英国立統計局(ONS)は10日、経済統計全般の不備を修正する作業に伴い発表を中止している生産者物価指数(PPI)について、過去発表分の改定値を発表した。写真は2020年10月、ロンドンで撮影(2025年 ロイター/Matthew Childs)
[ロンドン 15日 ロイター] – 英国立統計局(ONS)が15日発表した第1・四半期の国内総生産(GDP)は前期比0.7%増加し、ロイターがまとめたエコノミスト予想の0.6%増を上回った。
昨年第4・四半期の0.1%増から大幅に加速した。ただ、企業増税や米関税の影響で先行きは厳しいとの指摘が出ている。
3月のGDPは前月比0.2%増加し、予想の横ばいを上回った。
統計発表を受けて、ポンドは対米ドルで小幅上昇した。
リーブス財務相は「きょうの成長率の数字は英経済の強さと潜在力を示している」と評価し、第1・四半期については米国、カナダ、フランス、イタリア、ドイツよりも高い成長を記録したと述べた。
ICAEWの経済ディレクター、スレン・ティル氏は、第1・四半期の急成長は一時的なものになる可能性が高いと指摘。一部の企業が米国の関税発動を控えた駆け込み需要に対応したと述べた。
「今回の堅調な四半期統計は、恐らく今年のピークだろう。今後は増税や関税の引き上げ、世界的な不確実性が影響し、経済活動が大幅に鈍化する可能性が高い」との見方を示した。
ONSによると、第1・四半期の伸びは主にサービス部門がけん引したが、製造業も一時の低迷期を経て大幅に増加した。企業投資は前期比5.9%増と、2年ぶりの大幅な増加を記録した。

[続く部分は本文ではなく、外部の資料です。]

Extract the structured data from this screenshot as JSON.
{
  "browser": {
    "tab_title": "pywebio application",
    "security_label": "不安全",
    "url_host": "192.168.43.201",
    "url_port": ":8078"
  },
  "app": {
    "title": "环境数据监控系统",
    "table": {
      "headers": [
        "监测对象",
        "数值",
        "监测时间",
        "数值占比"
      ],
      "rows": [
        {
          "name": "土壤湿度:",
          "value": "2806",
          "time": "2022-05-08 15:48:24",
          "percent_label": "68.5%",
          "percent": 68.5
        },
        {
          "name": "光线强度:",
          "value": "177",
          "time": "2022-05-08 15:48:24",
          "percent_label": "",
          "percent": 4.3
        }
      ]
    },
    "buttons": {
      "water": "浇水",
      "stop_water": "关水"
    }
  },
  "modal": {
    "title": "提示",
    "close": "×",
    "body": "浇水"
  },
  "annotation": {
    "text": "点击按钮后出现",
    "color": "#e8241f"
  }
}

スターマー政権は歳出拡大などで低迷する英国経済を活性化させようとしているが、イングランド銀行(中央銀行)は先週、第1・四半期の成長は一時的で、今年の成長率は1%で、2027年は1.5%とわずかに加速するとの見通しを示した。
トランプ米大統領の関税措置が世界経済を減速させるとみられるほか、英企業は保険料の負担率引き上げによる実質増税や最低賃金引き上げを受け、雇用と投資計画を遅らせている。